Attempting to use delete_scope
will also work on datasets not previously partitioned
on any column(s); however this is not at all advised since the effect will simply be to
remove all previous partitions and replace them with the ones in the update.
If the intention of the user is to delete the entire dataset, using kartothek.io.eager.delete_dataset()

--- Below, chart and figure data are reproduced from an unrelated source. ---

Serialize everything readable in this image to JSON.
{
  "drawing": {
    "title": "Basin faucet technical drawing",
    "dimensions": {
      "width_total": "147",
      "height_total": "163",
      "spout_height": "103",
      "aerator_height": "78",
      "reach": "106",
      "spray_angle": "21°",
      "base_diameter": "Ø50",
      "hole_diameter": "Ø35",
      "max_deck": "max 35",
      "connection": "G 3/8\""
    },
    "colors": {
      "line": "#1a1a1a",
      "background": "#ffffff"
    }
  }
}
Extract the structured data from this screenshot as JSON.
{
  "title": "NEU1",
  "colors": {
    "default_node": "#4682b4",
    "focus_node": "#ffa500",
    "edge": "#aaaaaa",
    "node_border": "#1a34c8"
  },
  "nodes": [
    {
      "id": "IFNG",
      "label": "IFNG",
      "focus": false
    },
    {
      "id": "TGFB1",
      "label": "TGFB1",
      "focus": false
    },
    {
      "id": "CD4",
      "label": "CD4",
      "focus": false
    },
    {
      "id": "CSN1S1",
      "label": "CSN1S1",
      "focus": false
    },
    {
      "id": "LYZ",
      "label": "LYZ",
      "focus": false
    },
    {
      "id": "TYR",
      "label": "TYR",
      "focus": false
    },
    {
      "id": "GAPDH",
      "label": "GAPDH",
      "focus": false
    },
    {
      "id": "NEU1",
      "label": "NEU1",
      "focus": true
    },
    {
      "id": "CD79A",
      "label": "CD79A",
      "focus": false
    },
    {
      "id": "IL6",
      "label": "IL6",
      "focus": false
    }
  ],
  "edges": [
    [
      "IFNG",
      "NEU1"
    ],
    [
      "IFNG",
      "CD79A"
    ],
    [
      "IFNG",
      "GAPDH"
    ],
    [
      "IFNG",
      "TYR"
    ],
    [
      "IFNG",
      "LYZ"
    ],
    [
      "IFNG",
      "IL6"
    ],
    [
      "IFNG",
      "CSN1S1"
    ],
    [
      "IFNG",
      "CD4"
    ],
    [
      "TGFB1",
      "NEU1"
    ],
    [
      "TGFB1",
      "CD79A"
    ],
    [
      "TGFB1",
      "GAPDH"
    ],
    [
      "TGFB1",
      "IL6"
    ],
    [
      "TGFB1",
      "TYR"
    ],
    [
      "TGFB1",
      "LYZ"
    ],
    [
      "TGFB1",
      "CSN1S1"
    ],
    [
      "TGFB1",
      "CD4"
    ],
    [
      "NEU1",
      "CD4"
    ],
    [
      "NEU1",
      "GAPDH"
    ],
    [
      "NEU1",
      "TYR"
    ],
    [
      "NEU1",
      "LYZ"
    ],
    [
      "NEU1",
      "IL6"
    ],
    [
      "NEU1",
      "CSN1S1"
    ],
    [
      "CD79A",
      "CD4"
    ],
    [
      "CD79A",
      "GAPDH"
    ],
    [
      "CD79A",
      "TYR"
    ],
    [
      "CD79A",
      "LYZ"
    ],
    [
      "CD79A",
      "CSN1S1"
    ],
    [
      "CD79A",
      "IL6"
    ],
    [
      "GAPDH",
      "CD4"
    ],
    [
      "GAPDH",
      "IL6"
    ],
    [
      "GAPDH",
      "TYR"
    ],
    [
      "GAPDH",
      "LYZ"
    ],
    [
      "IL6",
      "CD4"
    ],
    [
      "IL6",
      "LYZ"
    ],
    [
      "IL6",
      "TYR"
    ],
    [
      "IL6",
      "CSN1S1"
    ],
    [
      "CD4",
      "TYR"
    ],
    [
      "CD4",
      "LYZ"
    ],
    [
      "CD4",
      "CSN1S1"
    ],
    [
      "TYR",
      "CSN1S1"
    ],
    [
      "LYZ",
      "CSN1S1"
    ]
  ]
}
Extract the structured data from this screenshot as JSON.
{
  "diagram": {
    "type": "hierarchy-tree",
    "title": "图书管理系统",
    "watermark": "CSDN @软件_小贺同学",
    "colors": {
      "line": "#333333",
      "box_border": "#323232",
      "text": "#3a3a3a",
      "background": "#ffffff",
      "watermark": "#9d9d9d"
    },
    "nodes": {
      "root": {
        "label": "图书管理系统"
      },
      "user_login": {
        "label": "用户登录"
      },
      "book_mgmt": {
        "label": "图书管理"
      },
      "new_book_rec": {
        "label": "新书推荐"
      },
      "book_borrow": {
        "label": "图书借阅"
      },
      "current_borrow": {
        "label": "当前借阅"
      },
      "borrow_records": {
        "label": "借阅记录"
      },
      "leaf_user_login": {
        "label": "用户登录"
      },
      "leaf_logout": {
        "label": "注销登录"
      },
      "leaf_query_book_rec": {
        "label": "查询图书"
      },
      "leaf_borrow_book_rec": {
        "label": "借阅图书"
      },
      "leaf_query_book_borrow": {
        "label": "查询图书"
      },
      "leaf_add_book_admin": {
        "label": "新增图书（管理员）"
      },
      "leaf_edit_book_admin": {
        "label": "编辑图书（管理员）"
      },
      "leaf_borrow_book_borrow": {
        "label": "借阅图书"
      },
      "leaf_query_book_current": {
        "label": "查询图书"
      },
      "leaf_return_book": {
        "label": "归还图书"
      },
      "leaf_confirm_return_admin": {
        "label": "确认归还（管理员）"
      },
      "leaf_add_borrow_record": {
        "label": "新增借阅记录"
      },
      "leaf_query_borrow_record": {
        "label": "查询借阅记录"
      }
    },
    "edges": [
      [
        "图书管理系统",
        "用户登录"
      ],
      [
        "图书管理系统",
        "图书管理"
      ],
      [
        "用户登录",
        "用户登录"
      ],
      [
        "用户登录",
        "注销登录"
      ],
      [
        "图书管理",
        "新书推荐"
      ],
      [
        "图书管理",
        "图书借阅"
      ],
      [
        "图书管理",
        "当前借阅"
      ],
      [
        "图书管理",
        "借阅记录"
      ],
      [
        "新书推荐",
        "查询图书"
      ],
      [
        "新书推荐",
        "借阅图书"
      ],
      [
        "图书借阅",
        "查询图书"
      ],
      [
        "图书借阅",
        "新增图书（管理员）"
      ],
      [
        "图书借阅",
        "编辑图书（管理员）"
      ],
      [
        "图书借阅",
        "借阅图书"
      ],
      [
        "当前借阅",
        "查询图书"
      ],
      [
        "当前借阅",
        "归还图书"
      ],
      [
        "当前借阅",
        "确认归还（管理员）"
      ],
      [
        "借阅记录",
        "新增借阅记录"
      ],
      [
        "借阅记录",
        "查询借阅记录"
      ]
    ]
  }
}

would be a much better, cleaner and safer way to go about doing so.
When using delete_scope
, multiple values for the same column cannot be defined as a
list but have to be specified instead as individual dictionaries, i.e.
[{"E": ["test", "train"]}]
will not work but [{"E": "test"}, {"E": "train"}]
will.
In [23]: duplicate_df = df.copy()
In [24]: duplicate_df.F = "bar"
In [25]: dm = store_dataframes_as_dataset(
....: store_url,
....: "another_partitioned_dataset",
....: [df, duplicate_df],
....: partition_on=["E", "F"],
....: )
....:
In [26]: sorted(dm.partitions.keys())
Out[26]:
['E=test/F=bar/3cfeecf714e1403696b86ff80548cfbe',
'E=test/F=foo/56fc9c2d24684753896d5517e33db639',
'E=train/F=bar/3cfeecf714e1403696b86ff80548cfbe',
'E=train/F=foo/56fc9c2d24684753896d5517e33db639']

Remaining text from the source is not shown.